6. Cross-Site Scripting (XSS)

A vulnerable plugin or theme can lead to the WordPress security issue called Cross-Site Scripting (or XSS). How does this work? There are multiple ways including exploiting an insecure WordPress commenting plugin to add a malicious link to the user comments section. When users click on this link, hackers can extract important user credentials from their browser’s cookies. Hence, this attack is also referred to as “cookie stealing.”

Other forms of XSS attacks include targeting WordPress administrators and their various privileges. This includes adding user records in the database and viewing passwords of existing users. XSS attacks are also referred to as a hijacking session attack – as hackers can show a “hijacked” form to genuine users and steal the entered information.

How to avoid Cross-Site Scripting attack

  • Use data validation techniques across your entire WordPress site.
  • Sanitize user input into form fields and validate if the right information is being entered.
  • Use whitelisting techniques to allow only predetermined characters to be entered into input fields in your website.
  • Avoid purchasing third-party form plugins from unknown sources.
  • Install and activate a WordPress security plugin like MalCare or ‘Prevent XSS Vulnerability’ to stop XSS attacks.

7. Malware

Short for malicious software, malware attacks are the biggest WordPress security concern since they target both small and large websites. Hackers use malware attacks to gain unauthorized access to your WordPress database and backend files. Plus, some malware variants can go unnoticed for weeks before they are detected and removed. Malware attacks are particularly dangerous as hackers keep creating new malware variants, which are not unknown to most security plugins and tools. 

There are different types of malware infections including backdoors, pharma hacks, and redirects. On its part, backdoors are effective as they can continue to infect WordPress sites – even after being detected and cleaned from the site.

How to avoid malware on your website

  • Purchase and download WordPress plugins/themes only from trusted companies.
  • Apply the latest WordPress updates and patches to keep your website updated and free from security-related vulnerabilities.
  • Install a Web Application Firewall (WAF) that can block requests from suspicious IP addresses.
  • Host your WordPress site on a safe and reliable web host – who is equipped to stop malware attacks. 
  • Install a security plugin like MalCare or Sucuri that is designed to detect even as-yet-unknown or lesser-known malware variants.

Besides these seven security issues on WordPress sites, there are a host of other WordPress security problems like file inclusion exploits, privilege escalation attacks, and pharma hacks that can target your website.

The only way to stay protected is to stay updated on the latest security issues so you can be one step ahead of attackers.
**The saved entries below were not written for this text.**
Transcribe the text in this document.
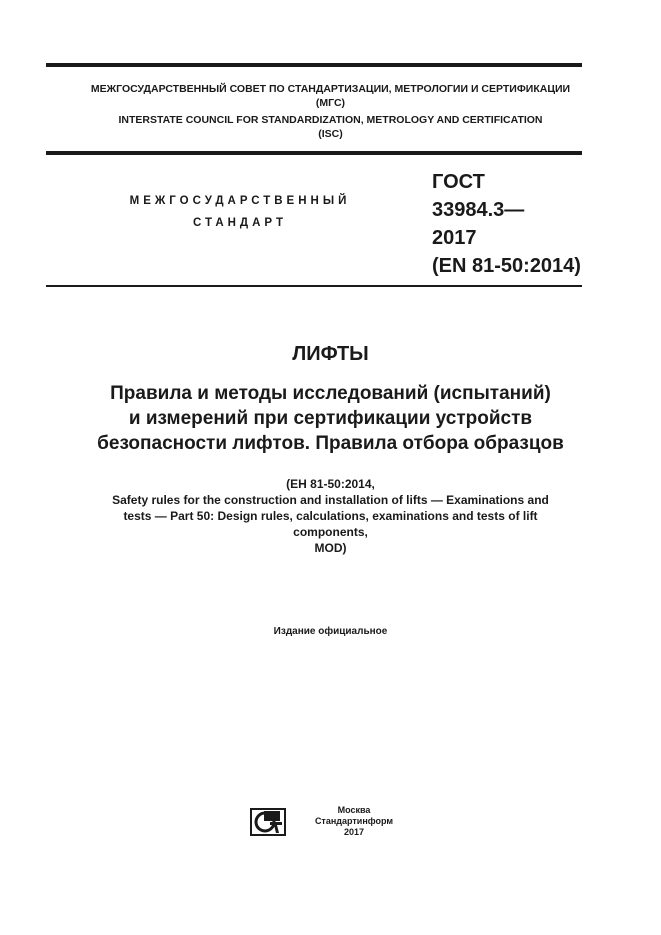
МЕЖГОСУДАРСТВЕННЫЙ СОВЕТ ПО СТАНДАРТИЗАЦИИ, МЕТРОЛОГИИ И СЕРТИФИКАЦИИ
(МГС)
INTERSTATE COUNCIL FOR STANDARDIZATION, METROLOGY AND CERTIFICATION
(ISC)
МЕЖГОСУДАРСТВЕННЫЙ
СТАНДАРТ
ГОСТ
33984.3—
2017
(EN 81-50:2014)
ЛИФТЫ
Правила и методы исследований (испытаний)
и измерений при сертификации устройств
безопасности лифтов. Правила отбора образцов
(EH 81-50:2014,
Safety rules for the construction and installation of lifts — Examinations and
tests — Part 50: Design rules, calculations, examinations and tests of lift
components,
MOD)
Издание официальное
Москва
Стандартинформ
2017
This, however, is easier said than done, given how innovative and complex the latest attacks are turning out to be. Security plugins are a safe bet since they are specifically designed for WordPress and have a wide number of websites and attacks they’re continuously learning from. Their advanced algorithms can detect even otherwise hard-to-detect infections and security plugins like MalCare can even help you clean your site instantly without relying on any external technical help. 

Final Thoughts 

While there is no 100% immunity from such attacks, WordPress site owners like you can implement a few security measures as part of your WordPress maintenance plan to keep your website safe and protected. These include:

  1. Regular updates of the Core WordPress and installed plugins/themes on your website.
  2. Configuring strong user passwords including those with administrative privileges.
  3. Installing a WordPress backup tool like BlogVault or Backupbuddy to take regular backups of the WordPress website and database.
  4. Setting up proper user permissions and roles to minimize unauthorized access.
  5. Investing in a WordPress security plugin that lets you regularly scan your website for vulnerabilities, and helps you clean your site, and keep away bad traffic from your site through a combination of firewall protection, login protection, and website hardening measures.